Au début, tu n'étais pas très à l'aise, et ça m'a fait réaliser que la première fois que j'ai participé à un bon-odori, ça faisait déjà quelques années que j'habitais au Japon. Toi, au bout de trois jours, je te jette dans le bain ! Je me souviens qu'il m'a fallu beaucoup de temps avant de me sentir à ma place dans les bon-odori, alors je comprends tout à fait ton désarroi. Mais les mikoshi sont arrivés, ces autels que l'on promène à dos d'hommes pour honorer les dieux. J'adore assister à ces processions, l'énergie qui s'en dégage est incroyablement positive. En plus, avec les tambours sur la yagura, c'était comme si tout un morceau de la Terre vibrait sous nos pieds et résonnait dans nos poitrines. De tous les défilés de mikoshi que j'ai vus, je crois pouvoir affirmer que celui-ci était le plus beau, et que tu aies pu en être le témoin, mon frère, j'en étais tellement ému ! Je te le dis, mon frère, j'ai versé une larme de bonheur. J'ai bien senti que toi aussi, ce spectacle t'avait électrisé, et d'ailleurs, juste après, tu as réussi à lâcher prise et à entrer dans la danse, ce qui t'a permis de participer à ce moment de joie avec tout le monde.
Dans les choses que je tenais absolument à partager avec toi, il y avait bien sûr aussi le plaisir du onsen, et je savais que tu en avais de même très envie. Aussi, j'ai réservé une nuit dans un ryokan que je connaissais à Yugawara. J'avais déjà raconté mon premier séjour dans cette auberge, et ce qui est amusant, c'est que tu m'avais laissé un commentaire disant que tu aimerais vivre ce type d'expérience. C'est un hasard complet, mais c'est donc précisément dans ce ryokan que nous nous sommes rendus, et nous avons eu la même chambre que celle que j'avais eu la première fois ! Entre la cuisine raffinée et la relaxation offerte par le bain chaud, je crois que tu as bien apprécié (malgré l'humeur erratique de ma kanojo qui était avec nous) de ressentir ce que tu connaissais à travers ce blog de façon théorique.

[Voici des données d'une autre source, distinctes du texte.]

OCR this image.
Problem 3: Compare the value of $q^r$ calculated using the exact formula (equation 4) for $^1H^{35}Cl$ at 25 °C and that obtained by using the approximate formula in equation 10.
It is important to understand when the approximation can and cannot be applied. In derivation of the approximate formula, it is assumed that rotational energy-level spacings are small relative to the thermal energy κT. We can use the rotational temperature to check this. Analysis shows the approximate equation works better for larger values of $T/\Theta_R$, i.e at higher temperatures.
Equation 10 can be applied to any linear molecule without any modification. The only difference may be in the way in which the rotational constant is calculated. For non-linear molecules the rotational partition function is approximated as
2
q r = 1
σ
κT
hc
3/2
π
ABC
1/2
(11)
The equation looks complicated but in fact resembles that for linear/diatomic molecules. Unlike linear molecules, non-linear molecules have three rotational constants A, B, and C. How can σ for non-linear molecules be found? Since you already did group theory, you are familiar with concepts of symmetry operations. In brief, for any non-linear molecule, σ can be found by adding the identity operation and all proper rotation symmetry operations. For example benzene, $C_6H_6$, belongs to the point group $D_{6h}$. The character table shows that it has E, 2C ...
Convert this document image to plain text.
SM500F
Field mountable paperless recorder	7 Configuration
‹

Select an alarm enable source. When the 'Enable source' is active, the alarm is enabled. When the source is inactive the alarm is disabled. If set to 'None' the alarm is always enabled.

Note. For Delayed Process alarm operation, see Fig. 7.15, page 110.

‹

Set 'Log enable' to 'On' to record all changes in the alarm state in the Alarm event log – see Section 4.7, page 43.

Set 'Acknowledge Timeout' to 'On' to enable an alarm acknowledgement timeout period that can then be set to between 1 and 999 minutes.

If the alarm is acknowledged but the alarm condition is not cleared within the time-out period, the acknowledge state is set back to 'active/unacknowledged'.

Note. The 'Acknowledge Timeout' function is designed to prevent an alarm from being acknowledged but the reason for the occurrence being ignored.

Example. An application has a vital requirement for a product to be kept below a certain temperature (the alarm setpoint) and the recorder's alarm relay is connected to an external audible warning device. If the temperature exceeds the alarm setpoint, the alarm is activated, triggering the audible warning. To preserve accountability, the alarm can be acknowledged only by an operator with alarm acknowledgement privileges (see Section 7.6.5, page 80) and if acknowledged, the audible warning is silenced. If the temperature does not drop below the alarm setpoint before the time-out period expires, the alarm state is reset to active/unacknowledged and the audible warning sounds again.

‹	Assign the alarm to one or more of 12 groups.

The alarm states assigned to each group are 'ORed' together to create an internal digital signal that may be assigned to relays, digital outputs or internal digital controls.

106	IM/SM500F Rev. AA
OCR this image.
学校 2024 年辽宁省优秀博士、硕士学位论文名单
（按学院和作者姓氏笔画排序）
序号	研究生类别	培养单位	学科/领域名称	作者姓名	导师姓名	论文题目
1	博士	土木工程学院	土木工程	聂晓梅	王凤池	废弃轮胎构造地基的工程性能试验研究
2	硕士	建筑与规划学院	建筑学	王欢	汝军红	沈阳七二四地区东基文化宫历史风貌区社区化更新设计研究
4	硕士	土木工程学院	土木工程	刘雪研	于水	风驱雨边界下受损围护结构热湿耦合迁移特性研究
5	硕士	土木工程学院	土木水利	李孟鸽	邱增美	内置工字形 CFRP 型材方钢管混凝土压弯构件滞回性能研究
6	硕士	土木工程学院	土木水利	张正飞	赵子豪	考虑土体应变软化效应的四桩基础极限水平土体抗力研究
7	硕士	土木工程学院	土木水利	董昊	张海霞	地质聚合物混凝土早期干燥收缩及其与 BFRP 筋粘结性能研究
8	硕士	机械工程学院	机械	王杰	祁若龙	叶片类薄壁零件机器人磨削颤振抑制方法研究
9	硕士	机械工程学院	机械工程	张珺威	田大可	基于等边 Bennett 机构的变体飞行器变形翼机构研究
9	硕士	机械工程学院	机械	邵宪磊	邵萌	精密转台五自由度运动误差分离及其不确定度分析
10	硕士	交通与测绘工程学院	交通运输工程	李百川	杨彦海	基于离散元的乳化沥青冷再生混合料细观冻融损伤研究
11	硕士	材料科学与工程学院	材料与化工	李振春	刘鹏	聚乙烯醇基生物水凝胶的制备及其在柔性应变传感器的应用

Nous avons partagé encore beaucoup d'autres moments : boire un whisky japonais à Golden Gai, où nous avons croisé le Shinjuku Tiger (figure emblématique du quartier) et échangé quelques mots avec la journaliste Karyn Nishimura, visiter un petit musée du Japon de l'ère Showa (en gros, des années 20 aux années 80), chanter au karaoke, tu as également pu expérimenter la VR, etc. Et, chose très rare puisque d'ordinaire les salles de classe sont fermées aux visiteurs, tu as même eu droit à un échantillon de ma vie professionnelle en participant aux rencontres franco-japonaises que j'organise depuis septembre. En outre, tu as vécu dans ta chair un changement de saison radical et typiquement local. A ton arrivée, nous étions encore en été, torses nus et transpirant à grosses gouttes dans mon appartement, et lors de ton départ, vrai temps d'automne, vent, pluie et fraicheur, en l'espace de moins de trois semaines.
Tu ne t'es pas cantonné à la capitale, et tu es parti seul visiter Kyōto, Nara et Hiroshima, tout ça sans parler un mot de japonais, chapeau bas. D'après tes impressions à ton retour, ce fut peut-être l'acmé de ton voyage.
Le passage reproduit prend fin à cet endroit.